I am trying to evaluate
$$\lim \limits_{n \to \infty}{1^k + 2^k + 3^k + \dots + n^k - {1 \over k+1} n^{k+1} \over n^k}$$
I have tried several techniques I've covered so far, however, all of them give me an illegal expression such as ${0 \over 0}$ or fail otherwise. I am aware of the existence of Faulhaber's formula but would prefer not to rely on it. Any ideas?
We know from the trapezoidal integration formula that (for $f\in C^2([0,1])$) $$ \frac1n\left(\frac12f(0)+\sum_{k=1}^{n-1}f(\frac kn)+\frac12f(1)\right)=\int_0^1 f(x)dx + O(\frac1{n^2}) $$ In the present problem with $f(x)=x^k$ this means that $$ \frac{1^k+2^k+…+n^k}{n^k}=\frac1{2n^{k}}+\frac1{2}+n \int_0^1 x^k\,dx+O\bigl(\frac1n\bigr) \\ =\frac1{2n^{k}}+\frac1{2}+\frac{n}{k+1}+O\bigl(\frac1n\bigr) $$ from which the requested limit can be read off as $\frac12$.

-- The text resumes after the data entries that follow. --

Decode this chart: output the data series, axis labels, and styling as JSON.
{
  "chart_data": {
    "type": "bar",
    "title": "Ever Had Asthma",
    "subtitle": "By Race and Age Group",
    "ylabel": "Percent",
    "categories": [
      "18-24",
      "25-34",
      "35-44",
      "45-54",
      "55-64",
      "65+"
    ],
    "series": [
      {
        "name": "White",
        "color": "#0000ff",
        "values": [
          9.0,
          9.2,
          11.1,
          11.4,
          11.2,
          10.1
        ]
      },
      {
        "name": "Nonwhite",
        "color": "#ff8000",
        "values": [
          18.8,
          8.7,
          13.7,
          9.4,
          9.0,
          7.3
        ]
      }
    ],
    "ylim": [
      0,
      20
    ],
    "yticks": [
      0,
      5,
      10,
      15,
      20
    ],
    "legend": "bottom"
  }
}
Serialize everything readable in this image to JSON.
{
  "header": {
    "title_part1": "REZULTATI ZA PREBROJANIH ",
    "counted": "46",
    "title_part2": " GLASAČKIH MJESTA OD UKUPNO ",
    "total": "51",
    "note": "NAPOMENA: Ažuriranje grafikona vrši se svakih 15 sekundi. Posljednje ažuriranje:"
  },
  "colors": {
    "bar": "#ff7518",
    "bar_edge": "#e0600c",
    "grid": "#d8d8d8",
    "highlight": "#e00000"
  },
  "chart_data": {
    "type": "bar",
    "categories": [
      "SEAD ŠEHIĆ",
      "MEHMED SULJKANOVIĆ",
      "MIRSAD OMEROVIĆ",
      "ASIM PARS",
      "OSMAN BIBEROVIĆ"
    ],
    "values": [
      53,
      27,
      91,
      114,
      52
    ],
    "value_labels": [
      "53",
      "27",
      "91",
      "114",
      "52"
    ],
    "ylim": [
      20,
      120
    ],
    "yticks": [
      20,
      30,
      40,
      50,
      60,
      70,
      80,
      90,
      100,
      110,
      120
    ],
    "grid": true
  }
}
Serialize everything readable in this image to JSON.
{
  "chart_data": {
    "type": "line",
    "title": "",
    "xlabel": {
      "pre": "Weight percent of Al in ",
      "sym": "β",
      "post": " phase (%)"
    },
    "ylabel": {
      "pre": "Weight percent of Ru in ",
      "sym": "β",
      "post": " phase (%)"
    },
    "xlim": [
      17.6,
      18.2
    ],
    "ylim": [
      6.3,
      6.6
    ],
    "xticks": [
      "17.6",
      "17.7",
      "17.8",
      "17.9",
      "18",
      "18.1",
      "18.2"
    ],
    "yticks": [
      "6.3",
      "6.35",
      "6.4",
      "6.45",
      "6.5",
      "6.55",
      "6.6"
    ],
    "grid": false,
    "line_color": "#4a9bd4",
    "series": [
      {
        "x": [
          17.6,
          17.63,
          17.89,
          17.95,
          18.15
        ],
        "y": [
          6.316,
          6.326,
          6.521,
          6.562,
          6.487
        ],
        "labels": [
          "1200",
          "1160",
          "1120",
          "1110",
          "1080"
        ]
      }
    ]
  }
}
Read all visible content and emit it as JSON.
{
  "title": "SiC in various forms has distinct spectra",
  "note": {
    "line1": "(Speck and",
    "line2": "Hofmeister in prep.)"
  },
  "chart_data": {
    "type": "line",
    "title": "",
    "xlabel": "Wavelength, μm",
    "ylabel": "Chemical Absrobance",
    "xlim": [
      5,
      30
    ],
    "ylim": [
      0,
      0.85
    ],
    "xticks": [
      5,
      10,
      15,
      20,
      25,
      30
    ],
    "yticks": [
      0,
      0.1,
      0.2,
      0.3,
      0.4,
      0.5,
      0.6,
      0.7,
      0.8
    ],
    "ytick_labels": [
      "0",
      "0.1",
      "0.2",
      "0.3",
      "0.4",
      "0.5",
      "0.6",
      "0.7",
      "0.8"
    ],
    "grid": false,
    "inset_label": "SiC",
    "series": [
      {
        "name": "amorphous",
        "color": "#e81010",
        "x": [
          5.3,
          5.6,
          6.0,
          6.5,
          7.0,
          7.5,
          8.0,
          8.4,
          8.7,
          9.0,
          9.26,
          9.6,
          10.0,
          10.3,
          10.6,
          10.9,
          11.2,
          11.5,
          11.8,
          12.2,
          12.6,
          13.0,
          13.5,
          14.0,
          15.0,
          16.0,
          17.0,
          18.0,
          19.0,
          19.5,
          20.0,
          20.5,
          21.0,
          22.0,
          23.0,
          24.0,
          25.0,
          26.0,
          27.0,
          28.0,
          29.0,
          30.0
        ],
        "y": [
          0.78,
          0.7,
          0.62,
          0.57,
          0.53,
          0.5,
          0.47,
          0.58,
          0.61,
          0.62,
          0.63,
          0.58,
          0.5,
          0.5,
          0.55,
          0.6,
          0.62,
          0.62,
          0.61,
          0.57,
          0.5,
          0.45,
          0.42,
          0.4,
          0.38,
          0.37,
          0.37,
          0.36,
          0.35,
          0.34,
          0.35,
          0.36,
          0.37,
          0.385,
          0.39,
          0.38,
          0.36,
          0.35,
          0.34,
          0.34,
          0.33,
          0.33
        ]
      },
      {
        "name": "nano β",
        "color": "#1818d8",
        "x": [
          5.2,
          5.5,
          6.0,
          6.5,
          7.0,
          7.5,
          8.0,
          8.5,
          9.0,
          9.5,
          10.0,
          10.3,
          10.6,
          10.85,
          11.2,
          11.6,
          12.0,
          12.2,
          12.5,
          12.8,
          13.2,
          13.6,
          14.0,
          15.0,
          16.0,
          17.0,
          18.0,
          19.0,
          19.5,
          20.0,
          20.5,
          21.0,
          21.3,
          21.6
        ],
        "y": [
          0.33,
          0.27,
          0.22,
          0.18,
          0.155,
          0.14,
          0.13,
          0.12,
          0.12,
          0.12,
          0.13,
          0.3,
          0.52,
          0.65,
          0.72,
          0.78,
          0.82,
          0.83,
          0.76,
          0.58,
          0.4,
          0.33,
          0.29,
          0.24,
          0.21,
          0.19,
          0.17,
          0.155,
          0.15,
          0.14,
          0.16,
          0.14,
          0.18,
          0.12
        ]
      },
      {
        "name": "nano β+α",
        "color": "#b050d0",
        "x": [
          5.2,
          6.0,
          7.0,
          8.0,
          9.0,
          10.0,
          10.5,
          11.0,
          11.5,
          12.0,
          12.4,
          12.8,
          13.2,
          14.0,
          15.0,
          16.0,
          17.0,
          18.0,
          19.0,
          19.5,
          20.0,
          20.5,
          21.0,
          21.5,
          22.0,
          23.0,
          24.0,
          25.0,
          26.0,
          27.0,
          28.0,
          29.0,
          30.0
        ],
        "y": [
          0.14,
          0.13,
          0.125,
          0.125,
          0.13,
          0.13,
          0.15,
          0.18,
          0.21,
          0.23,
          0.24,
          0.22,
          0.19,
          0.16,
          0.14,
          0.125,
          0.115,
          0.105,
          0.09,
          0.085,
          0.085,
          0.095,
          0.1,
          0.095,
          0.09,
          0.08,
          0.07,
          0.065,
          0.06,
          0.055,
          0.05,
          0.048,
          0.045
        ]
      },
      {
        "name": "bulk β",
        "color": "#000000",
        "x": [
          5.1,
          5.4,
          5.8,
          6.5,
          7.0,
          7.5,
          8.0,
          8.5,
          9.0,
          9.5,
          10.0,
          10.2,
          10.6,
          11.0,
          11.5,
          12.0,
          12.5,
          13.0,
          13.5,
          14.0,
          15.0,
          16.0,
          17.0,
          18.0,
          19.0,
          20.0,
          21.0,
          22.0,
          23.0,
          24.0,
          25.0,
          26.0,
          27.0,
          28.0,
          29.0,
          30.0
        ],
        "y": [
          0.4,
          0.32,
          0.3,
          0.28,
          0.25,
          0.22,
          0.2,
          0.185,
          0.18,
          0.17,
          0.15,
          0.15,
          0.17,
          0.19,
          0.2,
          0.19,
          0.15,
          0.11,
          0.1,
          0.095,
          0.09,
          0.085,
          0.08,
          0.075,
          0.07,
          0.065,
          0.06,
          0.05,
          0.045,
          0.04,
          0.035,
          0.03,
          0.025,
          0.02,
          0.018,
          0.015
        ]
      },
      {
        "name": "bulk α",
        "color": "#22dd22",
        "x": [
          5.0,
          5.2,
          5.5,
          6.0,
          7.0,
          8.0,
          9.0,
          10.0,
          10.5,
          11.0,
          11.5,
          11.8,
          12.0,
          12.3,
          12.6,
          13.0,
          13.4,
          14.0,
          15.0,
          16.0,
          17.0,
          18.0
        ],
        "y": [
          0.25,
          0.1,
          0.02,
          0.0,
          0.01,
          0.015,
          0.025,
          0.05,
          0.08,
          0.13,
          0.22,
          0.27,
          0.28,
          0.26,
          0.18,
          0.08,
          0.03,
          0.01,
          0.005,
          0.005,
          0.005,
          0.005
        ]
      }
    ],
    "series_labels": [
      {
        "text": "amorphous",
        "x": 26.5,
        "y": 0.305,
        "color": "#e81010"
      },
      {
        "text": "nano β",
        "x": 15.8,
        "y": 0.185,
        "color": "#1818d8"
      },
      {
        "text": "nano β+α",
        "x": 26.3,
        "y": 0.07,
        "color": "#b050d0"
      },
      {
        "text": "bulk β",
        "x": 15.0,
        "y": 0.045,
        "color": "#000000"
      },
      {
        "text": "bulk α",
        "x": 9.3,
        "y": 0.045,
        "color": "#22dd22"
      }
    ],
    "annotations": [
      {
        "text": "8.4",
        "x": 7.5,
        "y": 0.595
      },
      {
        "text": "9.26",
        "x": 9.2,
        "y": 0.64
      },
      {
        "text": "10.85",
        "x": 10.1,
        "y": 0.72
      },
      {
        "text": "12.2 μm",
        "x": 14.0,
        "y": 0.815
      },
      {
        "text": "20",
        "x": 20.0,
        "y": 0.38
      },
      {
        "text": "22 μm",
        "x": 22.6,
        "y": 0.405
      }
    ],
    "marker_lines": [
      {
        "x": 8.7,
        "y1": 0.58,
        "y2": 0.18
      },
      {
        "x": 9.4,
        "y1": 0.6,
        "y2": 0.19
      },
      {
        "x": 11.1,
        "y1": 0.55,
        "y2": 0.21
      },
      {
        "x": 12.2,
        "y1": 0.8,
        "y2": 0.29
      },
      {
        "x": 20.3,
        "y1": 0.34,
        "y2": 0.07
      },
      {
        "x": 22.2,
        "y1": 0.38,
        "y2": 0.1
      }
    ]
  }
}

Using Stolz–Cesàro theorem as commented by @AK47.
$L = \lim\limits_{n \rightarrow \infty} \frac{a_{n+1}-a_n}{b_{n+1}-b_n} \\ = \lim\limits_{n \rightarrow \infty} \frac{(n+1)^k - \frac{(n+1)^{k+1}}{k+1} + \frac{n^{k+1}}{k+1}}{(n+1)^k-n^k}\\ = \lim\limits_{n \rightarrow \infty} \frac{(k-n)(n+1)^k + n^{k+1}}{(k+1)((n+1)^k-n^k)} \\ = \lim\limits_{n \rightarrow \infty}\frac{k\sum\limits_{i=0}^{k}\begin{pmatrix}k \\ i \end{pmatrix}n^i - \sum\limits_{i=0}^{k}\begin{pmatrix}k \\ i \end{pmatrix}n^{i+1} + n^{k+1}}{(k+1)(\sum\limits_{i=0}^{k}\begin{pmatrix}k \\ i \end{pmatrix}n^i - n^k)} \\ = \lim\limits_{n \rightarrow \infty}\frac{k\sum\limits_{i=0}^{k-1}\begin{pmatrix}k \\ i \end{pmatrix}n^i - \sum\limits_{i=0}^{k-2}\begin{pmatrix}k \\ i \end{pmatrix}n^{i+1}}{(k+1)(\sum\limits_{i=0}^{k-1}\begin{pmatrix}k \\ i \end{pmatrix}n^i)}$
Now, divide numerator and denominator by $n^{k-1}$ and take the limit $n \rightarrow \infty$ to get the following,
$= \frac{k\begin{pmatrix}k \\ k-1\end{pmatrix} - \begin{pmatrix}k \\ k-2\end{pmatrix}}{(k+1)\begin{pmatrix}k \\ k-1\end{pmatrix}} = \frac{1}{2}$